Warding broken, worthless token!”
The
pendant that was dangling from the silver chain split with an audible
crack
and opened like a pistachio. Dark
pieces of faceted gemstone fell away, leaving a bright red gumball firmly
affixed to the chain.
While
Aletia gaped at the gumball, Lois took a deep breath and let it out very
slowly.
“When
you’re done with your flavor of the week, come to my place. We need to talk,”
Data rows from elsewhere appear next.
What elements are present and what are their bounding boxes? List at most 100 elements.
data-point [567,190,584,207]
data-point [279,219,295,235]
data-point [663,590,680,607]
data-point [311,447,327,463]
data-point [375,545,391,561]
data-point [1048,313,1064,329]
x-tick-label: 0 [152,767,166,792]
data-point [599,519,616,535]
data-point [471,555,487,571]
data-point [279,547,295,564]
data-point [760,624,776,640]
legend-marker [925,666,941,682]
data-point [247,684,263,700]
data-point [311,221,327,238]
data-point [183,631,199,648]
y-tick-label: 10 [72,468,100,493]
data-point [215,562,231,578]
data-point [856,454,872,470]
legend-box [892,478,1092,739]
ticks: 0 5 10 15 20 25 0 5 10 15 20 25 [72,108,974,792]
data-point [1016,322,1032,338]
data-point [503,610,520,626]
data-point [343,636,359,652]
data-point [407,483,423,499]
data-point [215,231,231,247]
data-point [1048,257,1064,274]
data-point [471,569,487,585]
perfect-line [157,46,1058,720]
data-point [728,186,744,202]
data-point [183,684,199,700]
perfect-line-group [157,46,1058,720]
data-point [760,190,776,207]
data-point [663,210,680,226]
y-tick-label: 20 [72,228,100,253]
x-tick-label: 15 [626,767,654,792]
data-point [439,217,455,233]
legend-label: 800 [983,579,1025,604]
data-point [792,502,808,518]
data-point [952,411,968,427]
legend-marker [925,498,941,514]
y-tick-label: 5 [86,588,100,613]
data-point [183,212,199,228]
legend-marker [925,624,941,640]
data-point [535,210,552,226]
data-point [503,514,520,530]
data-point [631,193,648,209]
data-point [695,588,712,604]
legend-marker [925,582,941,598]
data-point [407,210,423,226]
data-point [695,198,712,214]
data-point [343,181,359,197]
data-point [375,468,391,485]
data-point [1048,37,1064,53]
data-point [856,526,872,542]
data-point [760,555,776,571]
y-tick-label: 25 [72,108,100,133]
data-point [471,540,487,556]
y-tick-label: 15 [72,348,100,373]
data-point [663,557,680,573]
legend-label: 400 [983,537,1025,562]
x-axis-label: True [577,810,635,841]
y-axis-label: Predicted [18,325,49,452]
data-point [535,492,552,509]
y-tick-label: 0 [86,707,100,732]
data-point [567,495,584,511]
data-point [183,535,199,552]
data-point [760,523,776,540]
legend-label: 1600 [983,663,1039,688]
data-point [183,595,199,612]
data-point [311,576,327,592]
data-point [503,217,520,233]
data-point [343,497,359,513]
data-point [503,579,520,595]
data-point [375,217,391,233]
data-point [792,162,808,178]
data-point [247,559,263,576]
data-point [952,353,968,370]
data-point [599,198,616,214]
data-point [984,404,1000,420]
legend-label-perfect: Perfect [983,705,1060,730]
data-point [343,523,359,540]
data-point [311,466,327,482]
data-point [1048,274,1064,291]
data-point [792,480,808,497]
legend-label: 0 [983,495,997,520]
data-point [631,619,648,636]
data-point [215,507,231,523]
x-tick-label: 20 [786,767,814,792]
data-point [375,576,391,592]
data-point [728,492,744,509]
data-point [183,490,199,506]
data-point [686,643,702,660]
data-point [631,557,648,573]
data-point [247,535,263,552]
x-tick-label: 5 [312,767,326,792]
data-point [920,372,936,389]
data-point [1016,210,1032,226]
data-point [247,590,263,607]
she said to a stunned Dallas. “It’s about Herb.” With a parting glare at
Aletia, Lois turned and shoved her way out of the saloon-style doors.
Dallas
watched her storm off, noticing for the first time the black shift and matching
loafers she was wearing. It was such a break from her usual brightly colored
halter tops, slim-fit jeans, and trendy high heels that he wondered if it
really was Lois walking from the bar. His brain chugged in place, trying to put
the pieces from the last few moments together.
“You’re
dead vampire friend’s ex-girlfriend is a bruja, a witch?” Aletia asked,
astonished. “You really know how to pick ‘em. We have to tell Colton. Vampires,
boo hags, and now a bruja? This place is a total hell spawn hot zone.”
Dallas
shook his head emphatically. “No, not Lois. She’s no witch. Look, I don’t know what
all that was just now, but that’s Lois. She’s not. I mean, she can’t be. No
way.”
In
response, Aletia held up her silver chain with the red gumball.
“That
was a two hundred year old talisman, fashioned at the request of William
Stoughton himself after he presided over the Salem Witch Trials. That puta
cracked it like a Cadbury Egg and turned it into a gumball. A
gumball!
” Aletia shook it for emphasis.
“And you are seriously telling me she’s not a witch?”
Grabbing
Dallas’s arm, she dragged him toward the exit.
“Come
on,” Aletia ordered. “We’re going back to camp.”
“But
she said it was about Herb,” he finally protested. “She wants to talk about
Herb. Lois hasn’t talked to me in weeks. Not a word, except for the, ‘get the
hell away from me,’ kinda words. If she wants to talk, I have to go see her. I
mean, maybe she’s forgiven me. Maybe she finally understands what I had to do
when I,” he coughed, throat gone momentarily dry. “When I killed… it. Him. When
I killed Herb.”
Unbidden
and wholly unexpected tears welled up and streamed down Dallas’s face.
“I
killed him, Aletia. I know I had to, and I know I saved Lois and a lot of
folks, but Lois doesn’t understand. Look, you have to let me talk to her. I
don’t know if she’s a witch or whatever, but if she is, it’s a phase or
something. It has to be.” The idea made sense and dug stubborn roots as he
talked it through.
“She
was real broken up when Herb died. She probably just, you know, got kinda
confused, and maybe
Charmed
was on. I
don’t know, but if she thinks she’s a witch, she’s not a bad witch. Not Lois.”